Petit bémol : à très bas volume, j’ai remarqué un léger bruit de fond quand rien ne joue, surtout moteur allumé. Ce n’est pas énorme, et beaucoup de gens ne le remarqueront probablement pas, mais si vous êtes un peu maniaque du son, ça peut vous titiller. Ça peut aussi venir de l’installation ou de la masse, donc ce n’est pas forcément uniquement la faute du poste. Globalement, pour un autoradio de ce prix, la partie audio est franchement pas mal, surtout si on prend le temps de régler le DSP correctement.
Points Forts
- Énorme écran 10,95 pouces bien lisible, avec orientation réglable
- Android 13 complet avec 6 Go de RAM et 64 Go de stockage, plus CarPlay/Android Auto sans fil
- Son correct avec ampli intégré et DSP 48 bandes, sorties RCA/optique/coax pour évolutions
Points Faibles
- Interface parfois fouillis et temps de démarrage à froid un peu long
- Intégration visuelle moins propre qu’un 2-DIN dédié, caméra de recul assez basique
Conclusion
Note de la rédaction
Au final, cet Eonon SD1X6S2, c’est un gros upgrade pour n’importe quelle voiture un peu ancienne qui se traîne encore un autoradio basique. Le combo écran 10,95 pouces, Android 13 complet, CarPlay/Android Auto sans fil, GPS et 4G change clairement l’usage au quotidien. On se retrouve avec un vrai « tableau de bord connecté » pour un budget qui reste contenu, surtout vu tout ce qui est fourni (caméra de recul, micro externe, câbles, etc.). La partie audio est plutôt solide pour ce niveau de prix, avec un DSP très complet et assez de puissance pour des haut-parleurs d’origine.
C’est loin d’être parfait : l’intégration est un peu brute (tablette vissée sur le tableau de bord), l’interface Android est parfois fouillis, le temps de démarrage à froid pourrait être plus court, et la caméra de recul fait un peu cheap. Il faut aussi accepter de passer du temps à l’installation et à la configuration, c’est clairement pas un produit pour quelqu’un qui veut brancher et oublier en 5 minutes. Mais une fois paramétré, ça tourne bien, ça reste stable, et on profite vraiment du confort d’un système moderne dans une voiture qui ne l’était pas du tout.

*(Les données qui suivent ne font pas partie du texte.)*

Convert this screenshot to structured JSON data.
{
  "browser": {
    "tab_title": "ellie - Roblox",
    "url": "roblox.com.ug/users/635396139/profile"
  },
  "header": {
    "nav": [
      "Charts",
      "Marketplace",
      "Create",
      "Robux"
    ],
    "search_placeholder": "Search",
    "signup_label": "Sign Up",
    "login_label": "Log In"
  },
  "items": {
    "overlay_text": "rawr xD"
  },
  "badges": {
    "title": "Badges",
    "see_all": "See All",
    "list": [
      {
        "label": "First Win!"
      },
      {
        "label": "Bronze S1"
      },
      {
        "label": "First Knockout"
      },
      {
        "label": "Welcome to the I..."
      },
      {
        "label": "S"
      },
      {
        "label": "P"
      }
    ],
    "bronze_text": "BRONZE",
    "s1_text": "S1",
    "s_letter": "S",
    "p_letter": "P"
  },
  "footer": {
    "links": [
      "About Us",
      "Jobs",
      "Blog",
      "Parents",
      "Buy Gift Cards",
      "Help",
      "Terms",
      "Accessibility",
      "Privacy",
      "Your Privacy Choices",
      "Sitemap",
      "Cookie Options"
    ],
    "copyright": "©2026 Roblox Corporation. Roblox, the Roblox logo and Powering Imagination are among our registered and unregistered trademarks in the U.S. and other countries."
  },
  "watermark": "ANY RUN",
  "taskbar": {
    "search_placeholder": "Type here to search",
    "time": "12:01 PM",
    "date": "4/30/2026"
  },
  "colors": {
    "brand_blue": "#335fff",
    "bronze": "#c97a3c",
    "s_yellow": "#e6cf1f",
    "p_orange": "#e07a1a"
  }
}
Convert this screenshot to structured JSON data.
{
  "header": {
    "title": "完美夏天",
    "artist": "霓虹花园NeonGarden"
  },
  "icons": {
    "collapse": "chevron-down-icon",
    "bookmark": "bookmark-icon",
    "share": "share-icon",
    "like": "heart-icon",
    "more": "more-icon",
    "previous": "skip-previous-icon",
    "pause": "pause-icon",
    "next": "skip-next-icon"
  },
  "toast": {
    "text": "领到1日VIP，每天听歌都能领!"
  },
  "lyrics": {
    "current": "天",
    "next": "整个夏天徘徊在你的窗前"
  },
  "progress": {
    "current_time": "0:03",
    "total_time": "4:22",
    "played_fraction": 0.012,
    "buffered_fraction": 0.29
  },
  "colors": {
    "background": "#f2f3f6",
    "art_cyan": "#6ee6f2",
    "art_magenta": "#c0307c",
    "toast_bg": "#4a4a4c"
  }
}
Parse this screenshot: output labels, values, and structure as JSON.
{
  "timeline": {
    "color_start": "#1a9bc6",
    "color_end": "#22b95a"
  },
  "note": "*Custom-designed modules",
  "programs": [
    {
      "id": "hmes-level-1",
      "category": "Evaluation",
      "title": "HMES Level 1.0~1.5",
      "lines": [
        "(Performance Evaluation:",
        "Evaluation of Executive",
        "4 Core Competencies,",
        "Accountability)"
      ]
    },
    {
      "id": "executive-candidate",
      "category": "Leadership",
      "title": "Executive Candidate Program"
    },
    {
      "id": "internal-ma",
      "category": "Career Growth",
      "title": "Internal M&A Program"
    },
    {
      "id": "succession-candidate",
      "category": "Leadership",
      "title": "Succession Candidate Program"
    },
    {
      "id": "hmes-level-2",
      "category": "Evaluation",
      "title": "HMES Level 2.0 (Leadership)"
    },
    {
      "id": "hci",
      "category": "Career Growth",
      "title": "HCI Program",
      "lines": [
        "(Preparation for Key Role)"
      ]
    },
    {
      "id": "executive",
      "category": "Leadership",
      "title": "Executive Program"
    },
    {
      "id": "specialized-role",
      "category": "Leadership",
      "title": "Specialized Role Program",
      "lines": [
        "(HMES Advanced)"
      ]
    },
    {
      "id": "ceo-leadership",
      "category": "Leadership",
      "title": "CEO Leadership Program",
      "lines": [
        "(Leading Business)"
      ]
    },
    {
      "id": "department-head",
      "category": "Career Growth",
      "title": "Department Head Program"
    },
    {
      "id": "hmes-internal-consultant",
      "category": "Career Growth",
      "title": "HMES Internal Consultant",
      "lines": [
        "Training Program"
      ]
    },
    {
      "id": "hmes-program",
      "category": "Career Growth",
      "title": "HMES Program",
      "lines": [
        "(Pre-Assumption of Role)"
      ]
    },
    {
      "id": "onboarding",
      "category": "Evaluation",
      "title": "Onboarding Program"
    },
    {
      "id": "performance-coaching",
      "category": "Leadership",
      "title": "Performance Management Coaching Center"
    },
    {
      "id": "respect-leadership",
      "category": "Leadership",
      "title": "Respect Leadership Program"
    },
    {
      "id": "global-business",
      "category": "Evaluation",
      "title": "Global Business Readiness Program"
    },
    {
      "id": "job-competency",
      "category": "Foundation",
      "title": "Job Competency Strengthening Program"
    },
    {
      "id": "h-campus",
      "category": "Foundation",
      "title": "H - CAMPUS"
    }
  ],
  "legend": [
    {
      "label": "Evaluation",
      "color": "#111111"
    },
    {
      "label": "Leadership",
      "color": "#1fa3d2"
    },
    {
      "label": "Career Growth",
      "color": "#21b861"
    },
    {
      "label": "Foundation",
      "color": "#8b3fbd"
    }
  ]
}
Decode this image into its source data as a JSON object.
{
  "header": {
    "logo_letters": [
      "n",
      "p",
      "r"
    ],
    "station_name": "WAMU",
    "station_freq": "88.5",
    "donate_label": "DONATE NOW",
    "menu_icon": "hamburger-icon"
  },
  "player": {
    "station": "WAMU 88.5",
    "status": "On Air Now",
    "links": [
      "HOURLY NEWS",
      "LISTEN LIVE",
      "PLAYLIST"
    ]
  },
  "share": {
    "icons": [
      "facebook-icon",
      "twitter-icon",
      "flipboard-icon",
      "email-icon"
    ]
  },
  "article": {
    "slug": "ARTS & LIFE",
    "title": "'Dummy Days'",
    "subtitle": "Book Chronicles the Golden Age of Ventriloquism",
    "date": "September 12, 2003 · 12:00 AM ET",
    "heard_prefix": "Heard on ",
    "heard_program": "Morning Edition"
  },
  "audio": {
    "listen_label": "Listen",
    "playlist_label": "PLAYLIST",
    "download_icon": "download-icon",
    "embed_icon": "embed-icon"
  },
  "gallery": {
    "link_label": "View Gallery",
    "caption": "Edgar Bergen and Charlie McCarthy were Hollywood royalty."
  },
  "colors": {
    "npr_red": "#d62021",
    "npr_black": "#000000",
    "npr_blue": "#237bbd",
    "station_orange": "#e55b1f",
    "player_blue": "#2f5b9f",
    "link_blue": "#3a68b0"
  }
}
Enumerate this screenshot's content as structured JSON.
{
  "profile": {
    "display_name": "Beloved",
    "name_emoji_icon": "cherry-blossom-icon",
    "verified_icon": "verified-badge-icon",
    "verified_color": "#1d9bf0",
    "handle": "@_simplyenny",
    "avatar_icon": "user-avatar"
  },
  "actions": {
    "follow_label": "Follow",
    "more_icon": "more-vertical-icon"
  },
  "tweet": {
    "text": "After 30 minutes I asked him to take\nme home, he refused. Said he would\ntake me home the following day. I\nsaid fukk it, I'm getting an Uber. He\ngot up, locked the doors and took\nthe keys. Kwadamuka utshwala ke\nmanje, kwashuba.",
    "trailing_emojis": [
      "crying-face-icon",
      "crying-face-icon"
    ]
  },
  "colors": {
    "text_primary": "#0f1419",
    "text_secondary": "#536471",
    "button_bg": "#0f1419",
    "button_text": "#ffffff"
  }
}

Pour qui ? Pour ceux qui ont une voiture un peu datée, qui aiment bidouiller un minimum et qui veulent beaucoup de fonctions pour un prix raisonnable. Qui devrait passer son chemin ? Ceux qui veulent une intégration discrète façon équipement d’origine, une interface ultra simple sans prise de tête, ou qui sont très exigeants sur la finition logicielle et le SAV premium. Si vous êtes dans la première catégorie, cet Eonon a de bons arguments et peut clairement redonner une seconde jeunesse à votre habitacle.